A lot of our conversations about AI are dominated by the questions posed by the prospect of general artificial intelligence, and the philosophical, regulatory, economic and other big questions posed by the emergence of this kind of capability. Over the course of 2023, further advances in the capabilities of text based models (like GPT-4, PaLM) quickly became the topic of if we should rather than if we could.

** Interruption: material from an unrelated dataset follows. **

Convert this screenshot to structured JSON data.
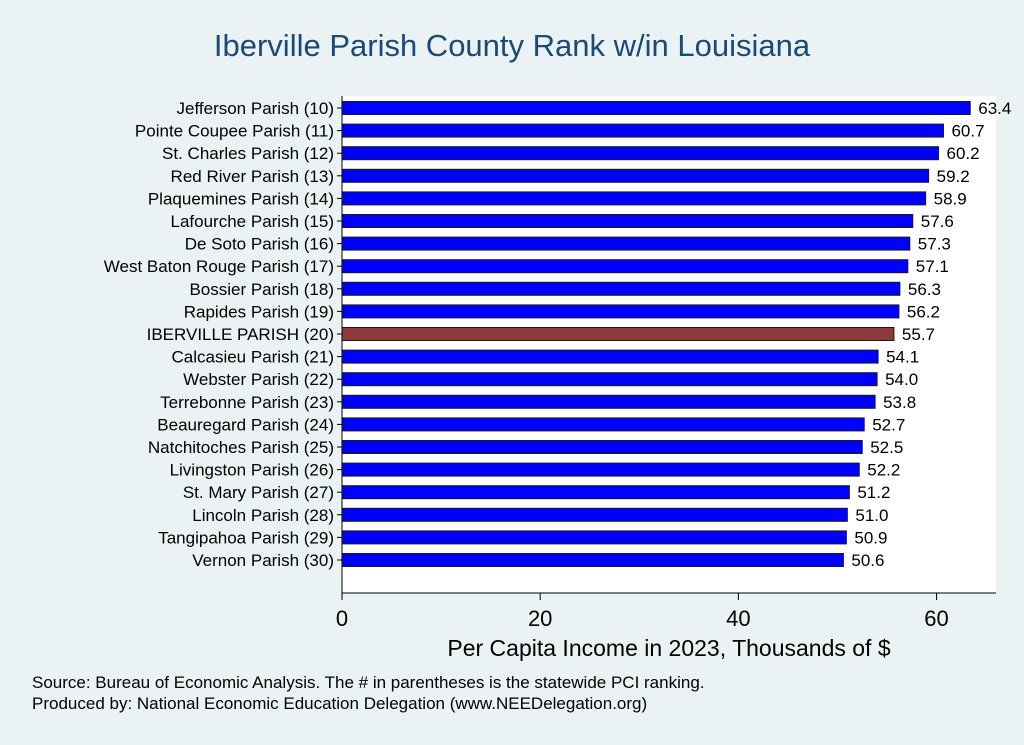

And similarly, the focus on the developer of these high end text based models (OpenAI, Google, Anthropic) quickly turned to how to curate the output of their models via reinforcement learning and other fine tuning, especially after the escapades of the early version of GPT-4, known as Sydney. It’s a common line of thinking that efforts to sanitise output come with inherent trade offs with raw capability, which has led to frequent complaints that these models have been ‘lobotomised’ following release. The recent civil war at OpenAI was sparked in part by a tech demonstration, so these issues are unlikely to go away.
But graphic AIs, that output in images have fewer of these kind of issues, and the pace of advancement is fast and getting better all the time, without the same kind of issues that plague text based models (although they have their own - people for instance are by default white and very physically attractive). It’s been a series of clear, unqualified advances in technology over the past two years. Interesting things have also been happening at DALL-E 3, Microsoft Designer, and Adobe Firefly as well, I’m just not as familiar with those.
Right now, it’s a tool that you can just use to bring ideas and images to life. Which I recommend that you do. What images do you have bouncing around your head but don’t have the artistic skill to put to screen? Now you can get them out.
Happy creating, a merry christmas and a bracing new year.